Post  Mon, Oct 26 2020, 1:14 pm
Ema of 4 wrote:
Having quiet space isn’t about privilege. My children have their own bedrooms, but none of them were allowed to do zoom in their bedrooms. There is only so much public space in a house that can be conducive to individual learning.
Many kids need to SEE things to understand. Sharing the screen makes both images smaller, and again, less conducive to understanding.
Breakout rooms are great, but there is no teacher there to make sure the work gets done in a timely manner. There is also really no way to give a consequence/penalty effectively on zoom, so nothing really happens if the work doesn’t get done. Breakout rooms also often mean more work for the parents, because they need to be the adult in the room.
You can’t give out physical prizes, but manipulative are things teachers and students work with in class to help teach/understand a lesson.
Teachers tend to keep everyone on mute most of the time, and just unmute the person who is speaking. A teacher on zoom can see that a child is working, but they can’t see their work. Yes, they can see and grade work once it’s handed in, but that’s not the same thing, and it also takes away from being able to work individually with a child who needs help while others are working.
The last two I agree with both you and notshanarishona


I don't understand why they were not allowed to do zoom in their bedrooms. I can understand not allowing to do zoom in bed, but if they have a desk in their room, what's the problem? That's the strangest school policy I have ever heard. It's much better for them to be in a quiet room than a busy living room.

As for sharing the screen - you enlarge it, it takes up the whole screen, and if you want you can move the images of the zoom participants entirely off the screen.
Breakout rooms - the teacher should be visiting each breakout room and give a time limit.
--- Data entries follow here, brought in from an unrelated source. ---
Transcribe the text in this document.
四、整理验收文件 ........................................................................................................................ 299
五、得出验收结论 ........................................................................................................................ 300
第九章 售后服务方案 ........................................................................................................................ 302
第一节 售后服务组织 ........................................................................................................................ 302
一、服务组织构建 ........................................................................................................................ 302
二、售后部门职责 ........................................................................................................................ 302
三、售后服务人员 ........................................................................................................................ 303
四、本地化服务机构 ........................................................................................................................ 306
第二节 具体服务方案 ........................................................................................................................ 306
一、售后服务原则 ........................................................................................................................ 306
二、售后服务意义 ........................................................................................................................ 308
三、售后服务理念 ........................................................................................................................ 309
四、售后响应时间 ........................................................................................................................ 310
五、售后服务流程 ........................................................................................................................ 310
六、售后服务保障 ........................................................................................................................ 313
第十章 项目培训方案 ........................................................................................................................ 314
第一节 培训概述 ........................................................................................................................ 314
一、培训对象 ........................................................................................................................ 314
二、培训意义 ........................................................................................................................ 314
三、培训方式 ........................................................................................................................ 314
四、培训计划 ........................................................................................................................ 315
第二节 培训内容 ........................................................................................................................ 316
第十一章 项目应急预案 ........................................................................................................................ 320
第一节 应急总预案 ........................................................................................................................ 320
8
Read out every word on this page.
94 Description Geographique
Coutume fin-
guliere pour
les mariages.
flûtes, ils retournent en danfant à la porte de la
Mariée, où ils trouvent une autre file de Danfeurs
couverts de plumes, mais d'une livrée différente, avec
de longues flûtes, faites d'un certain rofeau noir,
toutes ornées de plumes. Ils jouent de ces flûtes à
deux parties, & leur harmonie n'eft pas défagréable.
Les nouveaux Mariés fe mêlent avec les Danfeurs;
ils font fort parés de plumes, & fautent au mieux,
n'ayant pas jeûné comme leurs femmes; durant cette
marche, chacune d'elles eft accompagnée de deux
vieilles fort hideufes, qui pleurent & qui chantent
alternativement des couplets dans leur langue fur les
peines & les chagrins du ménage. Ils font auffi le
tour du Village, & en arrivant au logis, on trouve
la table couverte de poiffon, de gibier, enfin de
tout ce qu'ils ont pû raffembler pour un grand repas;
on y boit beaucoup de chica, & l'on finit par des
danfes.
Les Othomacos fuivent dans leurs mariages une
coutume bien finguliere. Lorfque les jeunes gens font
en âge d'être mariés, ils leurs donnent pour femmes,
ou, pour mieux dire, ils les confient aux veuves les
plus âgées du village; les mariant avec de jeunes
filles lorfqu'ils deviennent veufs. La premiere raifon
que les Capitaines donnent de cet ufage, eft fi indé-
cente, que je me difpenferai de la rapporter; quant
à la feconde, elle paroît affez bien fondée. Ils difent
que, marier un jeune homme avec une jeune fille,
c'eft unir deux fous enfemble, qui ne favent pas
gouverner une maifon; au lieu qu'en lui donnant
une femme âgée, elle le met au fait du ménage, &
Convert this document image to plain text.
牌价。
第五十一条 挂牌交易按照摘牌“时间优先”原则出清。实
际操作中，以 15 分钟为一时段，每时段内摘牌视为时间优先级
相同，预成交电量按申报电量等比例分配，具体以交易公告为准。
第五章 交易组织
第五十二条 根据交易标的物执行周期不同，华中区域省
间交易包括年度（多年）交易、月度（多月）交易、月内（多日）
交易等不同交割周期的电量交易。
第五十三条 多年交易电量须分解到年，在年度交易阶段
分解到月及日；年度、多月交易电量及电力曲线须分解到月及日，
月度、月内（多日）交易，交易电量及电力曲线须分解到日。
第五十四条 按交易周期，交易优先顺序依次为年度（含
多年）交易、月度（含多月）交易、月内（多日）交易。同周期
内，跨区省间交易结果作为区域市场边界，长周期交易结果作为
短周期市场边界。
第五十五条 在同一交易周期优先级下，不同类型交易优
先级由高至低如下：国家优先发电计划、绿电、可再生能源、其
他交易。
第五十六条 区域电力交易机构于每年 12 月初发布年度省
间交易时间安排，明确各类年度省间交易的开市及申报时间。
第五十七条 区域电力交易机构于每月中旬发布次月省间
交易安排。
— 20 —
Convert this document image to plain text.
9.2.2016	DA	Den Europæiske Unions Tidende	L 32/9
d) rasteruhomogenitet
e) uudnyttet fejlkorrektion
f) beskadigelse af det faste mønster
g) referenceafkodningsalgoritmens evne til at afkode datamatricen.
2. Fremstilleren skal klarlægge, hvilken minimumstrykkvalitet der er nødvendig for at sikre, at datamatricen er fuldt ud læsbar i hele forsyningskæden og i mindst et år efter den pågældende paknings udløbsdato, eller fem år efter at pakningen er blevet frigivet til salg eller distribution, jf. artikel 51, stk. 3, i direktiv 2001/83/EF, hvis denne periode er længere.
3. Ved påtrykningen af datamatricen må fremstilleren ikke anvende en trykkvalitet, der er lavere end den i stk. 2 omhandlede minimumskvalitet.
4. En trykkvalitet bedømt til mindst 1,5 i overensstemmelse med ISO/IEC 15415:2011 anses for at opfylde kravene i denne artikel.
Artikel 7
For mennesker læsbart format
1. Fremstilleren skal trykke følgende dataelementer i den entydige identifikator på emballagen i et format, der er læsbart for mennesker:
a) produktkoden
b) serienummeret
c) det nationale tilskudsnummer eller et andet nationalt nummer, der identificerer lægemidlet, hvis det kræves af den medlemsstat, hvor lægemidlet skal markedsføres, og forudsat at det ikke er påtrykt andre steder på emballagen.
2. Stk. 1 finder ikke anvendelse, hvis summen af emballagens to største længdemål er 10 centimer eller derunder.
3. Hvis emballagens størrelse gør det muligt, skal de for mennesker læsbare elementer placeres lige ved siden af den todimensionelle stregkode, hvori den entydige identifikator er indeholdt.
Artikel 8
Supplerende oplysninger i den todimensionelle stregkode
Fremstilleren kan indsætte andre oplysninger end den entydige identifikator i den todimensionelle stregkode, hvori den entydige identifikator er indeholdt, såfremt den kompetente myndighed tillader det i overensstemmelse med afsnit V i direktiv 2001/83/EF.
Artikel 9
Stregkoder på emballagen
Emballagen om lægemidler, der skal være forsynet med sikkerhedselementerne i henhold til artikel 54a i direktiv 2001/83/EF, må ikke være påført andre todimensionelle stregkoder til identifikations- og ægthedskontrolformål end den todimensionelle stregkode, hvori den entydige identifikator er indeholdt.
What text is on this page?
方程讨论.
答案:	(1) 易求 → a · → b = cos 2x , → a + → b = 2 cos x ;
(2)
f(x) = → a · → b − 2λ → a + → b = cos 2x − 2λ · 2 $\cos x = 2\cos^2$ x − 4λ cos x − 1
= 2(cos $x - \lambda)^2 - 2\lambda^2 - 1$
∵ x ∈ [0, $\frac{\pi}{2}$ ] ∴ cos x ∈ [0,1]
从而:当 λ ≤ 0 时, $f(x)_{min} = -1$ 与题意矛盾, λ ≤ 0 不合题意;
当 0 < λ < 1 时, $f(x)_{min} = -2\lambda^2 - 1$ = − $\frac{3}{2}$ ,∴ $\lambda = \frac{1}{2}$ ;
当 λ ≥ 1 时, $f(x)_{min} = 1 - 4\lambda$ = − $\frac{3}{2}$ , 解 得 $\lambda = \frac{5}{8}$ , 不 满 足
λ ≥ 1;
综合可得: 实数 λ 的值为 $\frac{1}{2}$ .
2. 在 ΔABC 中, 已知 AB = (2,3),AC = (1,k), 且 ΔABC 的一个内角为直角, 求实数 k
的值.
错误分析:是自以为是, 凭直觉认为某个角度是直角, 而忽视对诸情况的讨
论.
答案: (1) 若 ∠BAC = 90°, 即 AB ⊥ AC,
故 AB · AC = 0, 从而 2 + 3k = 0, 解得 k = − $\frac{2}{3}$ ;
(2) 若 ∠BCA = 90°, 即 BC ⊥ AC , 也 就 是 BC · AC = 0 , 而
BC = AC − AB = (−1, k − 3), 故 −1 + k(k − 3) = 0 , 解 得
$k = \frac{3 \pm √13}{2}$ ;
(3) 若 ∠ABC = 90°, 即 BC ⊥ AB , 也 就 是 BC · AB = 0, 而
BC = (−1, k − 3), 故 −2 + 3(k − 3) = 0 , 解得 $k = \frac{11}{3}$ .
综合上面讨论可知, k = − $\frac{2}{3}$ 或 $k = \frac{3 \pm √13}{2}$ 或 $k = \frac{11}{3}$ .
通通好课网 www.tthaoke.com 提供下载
I agree that like most of zoom, this works better with older grades, definitely not with ages where the parent needs to be 'the adult in the room'.
I don't keep everyone on mute unless it's a very noisy, undisciplined class. I much prefer letting them unmute themselves and comment throughout the lesson. Then again, I teach in Israel and things are more casual that way.
I do think lower grades should be as ASAP priority to return to school, because it's extremely difficult for them to learn on zoom. Grade six and up can learn on zoom, it's a tool you need to get used to, and since we will need to be using it for the next few months in Israel, we may as well make the best of it.